One cold, blustery evening in the lead up to Christmas, in the beautiful Georgian city of Bath, a number of women, including myself, gathered in an underground bar, surrounded by glitter, tea lights and provocative underwear. Amongst many topics we discussed female empowerment, body image, artistic expression and why women take their clothes off for a living. Over cocktails we talked of plans to bring our conversation to the wider world and began to bond as we understood a bit more about ourselves, about each other and about the world we live in. However, men of the world need not worry we aren’t some strange man hating clan, making plans to take over the world, we are just a small all female theatre company developing a show called STRIP, which shines a spotlight on the TRUE stories of women working in the sex industry.

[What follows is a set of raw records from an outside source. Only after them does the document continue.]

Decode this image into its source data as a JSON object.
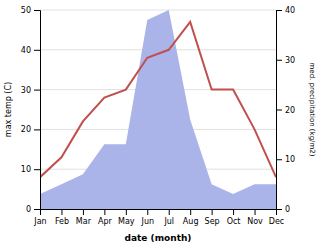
{
  "chart_data": {
    "type": "line",
    "xlabel": "date (month)",
    "ylabel": "max temp (C)",
    "y2label": "med. precipitation (kg/m2)",
    "categories": [
      "Jan",
      "Feb",
      "Mar",
      "Apr",
      "May",
      "Jun",
      "Jul",
      "Aug",
      "Sep",
      "Oct",
      "Nov",
      "Dec"
    ],
    "series": [
      {
        "type": "area",
        "axis": "y2",
        "color": "#aab4e8",
        "values": [
          3,
          5,
          7,
          13,
          13,
          38,
          40,
          18,
          5,
          3,
          5,
          5
        ]
      },
      {
        "type": "line",
        "color": "#c0504d",
        "values": [
          8,
          13,
          22,
          28,
          30,
          38,
          40,
          47,
          30,
          30,
          20,
          8
        ]
      }
    ],
    "ylim": [
      0,
      50
    ],
    "yticks": [
      0,
      10,
      20,
      30,
      40,
      50
    ],
    "y2lim": [
      0,
      40
    ],
    "y2ticks": [
      0,
      10,
      20,
      30,
      40
    ],
    "grid": true
  }
}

I am performing in STRIP, playing the role of a documentary film maker who meets with each of the women and interviews their very different stories, capturing their very different personalities. This is a verbatim piece of theatre, which means that the words spoken in the show come from the words that were spoken by the real people who have lived through the experiences described. Verbatim theatre can be difficult to perform as it is initially a little dry, people just telling their stories, not acting it out, which can take some getting used to, and it involves strong character driven work.
However, I was not daunted by this, it just made the initial discoveries more interesting, earlier in the year I played Anita, which involved a ten minute monologue describing her story, and it certainly wasn’t boring or dry. As the documentary maker (presenter) in STRIP, I have to be somewhat objective, particularly in the words I say. Which means anything that my character is thinking and feeling has to be shown in the subtext through subtle thoughts and mannerisms. As an actor this is a dream because I get to completely create this character, but it is tricky and it is taking a while to really understand who this character is. I interview four strippers and burlesque performers in the show and it hasn’t been until I have rehearsed with each one that I have begun to work out what my character feels about each of the women and why. Meeting each of them takes the journey out of her hands and by making the documentary her views are changed.
The other thing that I have discovered and that I have to to be aware of is the power of the presenter to be a mouthpiece for the whole show. Whilst the documentary and the play are focused on the strippers and burlesque performers it is her reaction that represents what we as theatre makers are communicating to you, the audience. For example, if she patronises a character then it is easy to see that character as weak, if she idolises one then they become a star in the eyes of the show. It is actually a fascinating look at how the media can creatively manipulate the way we as an audience perceive something.
Anyway, it is Christmas Eve and I still have presents to wrap, work to finish and family to see so I will wrap it up there (accidental bad pun, which I will leave in :)). If you want to know more about the show, when we are performing and who else is involved please see the Dollypop Theatre Facebook page
If you have any comments or views about the sex industry please leave them in the comments box – nothing too rude please.
You may have also noticed that I have a new layout to my website, I have updated it with a new theme, there is still a bit of work to do, but I love how well this theme shows all the great photographs that various people have provided for this site. I hope you like it.
Merry Christmas, happy holidays or pick the most appropriate festive greeting for you. I will be back soon with a lot more exciting news for the start of 2015 – it is going to be a hectic one.